Candy necklaces. Fashionable. Functional. Edible. Kids would wear these necklaces and try to eat them at the same time, nearly chocking themselves while trying to get the chalky candy into their mouth.

Partridge Family Bubble Gum. While the boys were buying bubble gum with baseball cards, the girls were buying Partridge Family gum which came with a poster of one of the famed Partridges. Unfortunately, the coveted Keith Partridge poster seemed to only be in one out of every million packs, and after acquiring three posters of Laurie, one of fellow ginger, Danny, and one of that little brother who I’m sure never touched a real drum kit in his life, I gave up.

Red Hots. The kids who selected these candies at the store were the dare devils and the ones always challenging authority. By age 9 they were probably using heroin.

Lemon Heads. Same idea as above but these kids opted for Quaaludes (like some of the other candies on the list, Quaaludes too have been discontinued).

Good N Plenty. You already know how I feel about black licorice. 

Black Jack Gum. So now you expect me to not only eat black licorice, but keep it in my mouth for hours on end?

Halvah. I don’t remember any kids actually buying this at the candy store, but my dad bought it and kept it in the house from time to time. This was the family’s candy equivalent of really bad cookies. This actually did last in time for dad to claim it, because we would sooner eat really bad cookies than halvah.

Marzipan. I have no words to explain this. I just never understood marzipan.

Jelly Fruit Slices. These only made an appearance in our house during Passover, when we broke out the “religious desserts” which included Manischewitz macaroons in a can and these sorry-ass mouth-puckering excuses for candy.

Milk Duds. Yes, they were duds. On your first bite, the candy became lodged in your lower molar and stayed there until your next visit to the dentist.

Jaw Breakers. For the kids who had too much spare time on their hands and were willing to dedicate the muscle and brawn necessary to crack these things.
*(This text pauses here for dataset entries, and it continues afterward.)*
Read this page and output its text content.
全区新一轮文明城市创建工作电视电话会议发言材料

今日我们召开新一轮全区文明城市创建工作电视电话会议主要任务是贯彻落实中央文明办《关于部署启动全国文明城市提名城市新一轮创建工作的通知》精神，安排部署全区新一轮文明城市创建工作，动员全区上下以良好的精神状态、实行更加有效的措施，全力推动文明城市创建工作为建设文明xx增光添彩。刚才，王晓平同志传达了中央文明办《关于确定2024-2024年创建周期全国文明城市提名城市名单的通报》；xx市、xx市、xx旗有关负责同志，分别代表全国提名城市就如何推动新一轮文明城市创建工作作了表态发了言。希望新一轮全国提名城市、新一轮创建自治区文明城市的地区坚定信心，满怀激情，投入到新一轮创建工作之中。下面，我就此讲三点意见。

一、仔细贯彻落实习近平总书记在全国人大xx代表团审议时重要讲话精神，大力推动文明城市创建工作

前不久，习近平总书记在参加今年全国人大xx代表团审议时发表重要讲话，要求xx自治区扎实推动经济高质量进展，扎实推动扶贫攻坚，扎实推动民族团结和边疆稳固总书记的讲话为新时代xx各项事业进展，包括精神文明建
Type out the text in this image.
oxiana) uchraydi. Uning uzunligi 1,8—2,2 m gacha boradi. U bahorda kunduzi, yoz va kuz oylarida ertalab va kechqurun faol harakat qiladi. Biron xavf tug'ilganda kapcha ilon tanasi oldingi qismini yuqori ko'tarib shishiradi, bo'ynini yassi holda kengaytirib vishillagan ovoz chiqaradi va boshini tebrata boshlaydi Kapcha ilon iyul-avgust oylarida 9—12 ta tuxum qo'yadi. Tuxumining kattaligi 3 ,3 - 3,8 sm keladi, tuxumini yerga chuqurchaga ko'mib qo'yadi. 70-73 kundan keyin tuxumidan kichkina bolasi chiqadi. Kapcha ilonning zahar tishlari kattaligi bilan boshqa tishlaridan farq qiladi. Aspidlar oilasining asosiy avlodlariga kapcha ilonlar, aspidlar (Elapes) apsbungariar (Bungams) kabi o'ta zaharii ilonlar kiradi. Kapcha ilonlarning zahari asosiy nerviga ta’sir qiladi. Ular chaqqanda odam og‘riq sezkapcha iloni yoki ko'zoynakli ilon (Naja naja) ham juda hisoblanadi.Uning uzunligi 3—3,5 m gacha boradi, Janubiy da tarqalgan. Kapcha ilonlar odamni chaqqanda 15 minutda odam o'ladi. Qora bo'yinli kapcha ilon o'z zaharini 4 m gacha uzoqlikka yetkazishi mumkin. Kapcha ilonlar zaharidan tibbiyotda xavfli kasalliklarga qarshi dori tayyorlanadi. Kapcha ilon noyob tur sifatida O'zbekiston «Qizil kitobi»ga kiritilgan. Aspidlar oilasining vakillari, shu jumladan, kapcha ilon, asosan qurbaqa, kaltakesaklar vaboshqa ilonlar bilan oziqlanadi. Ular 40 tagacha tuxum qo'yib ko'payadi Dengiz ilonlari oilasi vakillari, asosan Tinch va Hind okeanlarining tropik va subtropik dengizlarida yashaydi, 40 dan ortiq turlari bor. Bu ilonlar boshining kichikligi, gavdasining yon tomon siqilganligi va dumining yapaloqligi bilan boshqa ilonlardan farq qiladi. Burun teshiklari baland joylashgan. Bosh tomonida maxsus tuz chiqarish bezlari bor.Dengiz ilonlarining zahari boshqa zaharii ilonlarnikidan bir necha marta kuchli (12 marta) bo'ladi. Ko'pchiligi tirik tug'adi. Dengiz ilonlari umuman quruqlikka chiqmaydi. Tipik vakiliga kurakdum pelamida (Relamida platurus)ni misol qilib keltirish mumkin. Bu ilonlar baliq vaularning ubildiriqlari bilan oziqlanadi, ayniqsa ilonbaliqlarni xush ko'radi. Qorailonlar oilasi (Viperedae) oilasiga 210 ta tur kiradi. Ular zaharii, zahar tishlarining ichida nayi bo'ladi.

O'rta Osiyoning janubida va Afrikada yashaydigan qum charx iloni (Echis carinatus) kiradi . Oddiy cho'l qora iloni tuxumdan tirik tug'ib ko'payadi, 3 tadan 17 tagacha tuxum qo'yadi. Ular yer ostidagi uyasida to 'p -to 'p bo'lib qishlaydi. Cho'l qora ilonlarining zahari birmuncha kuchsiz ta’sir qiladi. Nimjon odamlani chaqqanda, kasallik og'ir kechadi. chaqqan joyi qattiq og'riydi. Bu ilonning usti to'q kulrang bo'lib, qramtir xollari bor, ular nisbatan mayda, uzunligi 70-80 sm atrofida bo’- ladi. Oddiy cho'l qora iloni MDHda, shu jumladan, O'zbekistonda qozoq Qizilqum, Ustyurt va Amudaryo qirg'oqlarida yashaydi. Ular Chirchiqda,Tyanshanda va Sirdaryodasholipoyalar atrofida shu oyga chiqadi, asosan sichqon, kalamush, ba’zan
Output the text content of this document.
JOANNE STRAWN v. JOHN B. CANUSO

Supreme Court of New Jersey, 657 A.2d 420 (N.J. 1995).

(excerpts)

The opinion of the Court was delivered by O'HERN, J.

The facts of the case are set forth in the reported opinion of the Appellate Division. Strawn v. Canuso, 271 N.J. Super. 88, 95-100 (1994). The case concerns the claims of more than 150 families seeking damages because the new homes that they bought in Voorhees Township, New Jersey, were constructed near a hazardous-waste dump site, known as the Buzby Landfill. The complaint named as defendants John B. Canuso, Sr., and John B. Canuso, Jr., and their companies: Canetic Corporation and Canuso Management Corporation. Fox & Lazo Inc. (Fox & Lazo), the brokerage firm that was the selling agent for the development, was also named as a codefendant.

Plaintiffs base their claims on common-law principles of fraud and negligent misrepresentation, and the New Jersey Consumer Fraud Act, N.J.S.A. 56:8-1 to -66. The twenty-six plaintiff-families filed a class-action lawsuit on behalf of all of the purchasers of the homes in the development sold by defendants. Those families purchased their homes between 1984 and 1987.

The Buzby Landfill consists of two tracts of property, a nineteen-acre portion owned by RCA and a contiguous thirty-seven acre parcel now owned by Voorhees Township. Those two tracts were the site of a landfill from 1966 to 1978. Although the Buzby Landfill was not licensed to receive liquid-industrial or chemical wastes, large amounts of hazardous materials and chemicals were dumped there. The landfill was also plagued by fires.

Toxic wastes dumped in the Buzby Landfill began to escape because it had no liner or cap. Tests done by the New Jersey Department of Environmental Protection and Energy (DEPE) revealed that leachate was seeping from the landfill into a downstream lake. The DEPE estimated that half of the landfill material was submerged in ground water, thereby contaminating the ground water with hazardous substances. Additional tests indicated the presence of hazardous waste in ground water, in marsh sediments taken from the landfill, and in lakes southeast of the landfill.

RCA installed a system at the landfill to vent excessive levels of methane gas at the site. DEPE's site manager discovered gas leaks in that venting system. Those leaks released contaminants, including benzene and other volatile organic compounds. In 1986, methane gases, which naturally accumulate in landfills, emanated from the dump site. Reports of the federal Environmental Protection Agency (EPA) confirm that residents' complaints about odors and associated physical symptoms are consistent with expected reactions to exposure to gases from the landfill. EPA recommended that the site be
Candy Cigarettes. The packaging for these was frighteningly realistic and you could buy them in chocolate or bubble gum flavor. The bubble gum ones had a sugar-based powder on them that enabled you to pretend you were blowing real smoke. Oy.

Pretzel Rods. This is what you ended up buying when you didn’t have enough money for real candy. The rods were in a large plastic container at the front counter and you could pick your own ,which often entailed touching every single one to find the right one, which was delightful, because inevitably, the kid who picked his own before you had also recently picked his nose.

To my dentist’s delight, I still eat chocolate just about every day (fortunately, I gave up the chocolate cigarettes decades ago). And every time I have a piece of chocolate, I’m reminded of the happy sound of the thunk of those candy bars hitting the couch and the wonderful memory of greeting my dad with a big hug upon his arrival home from work.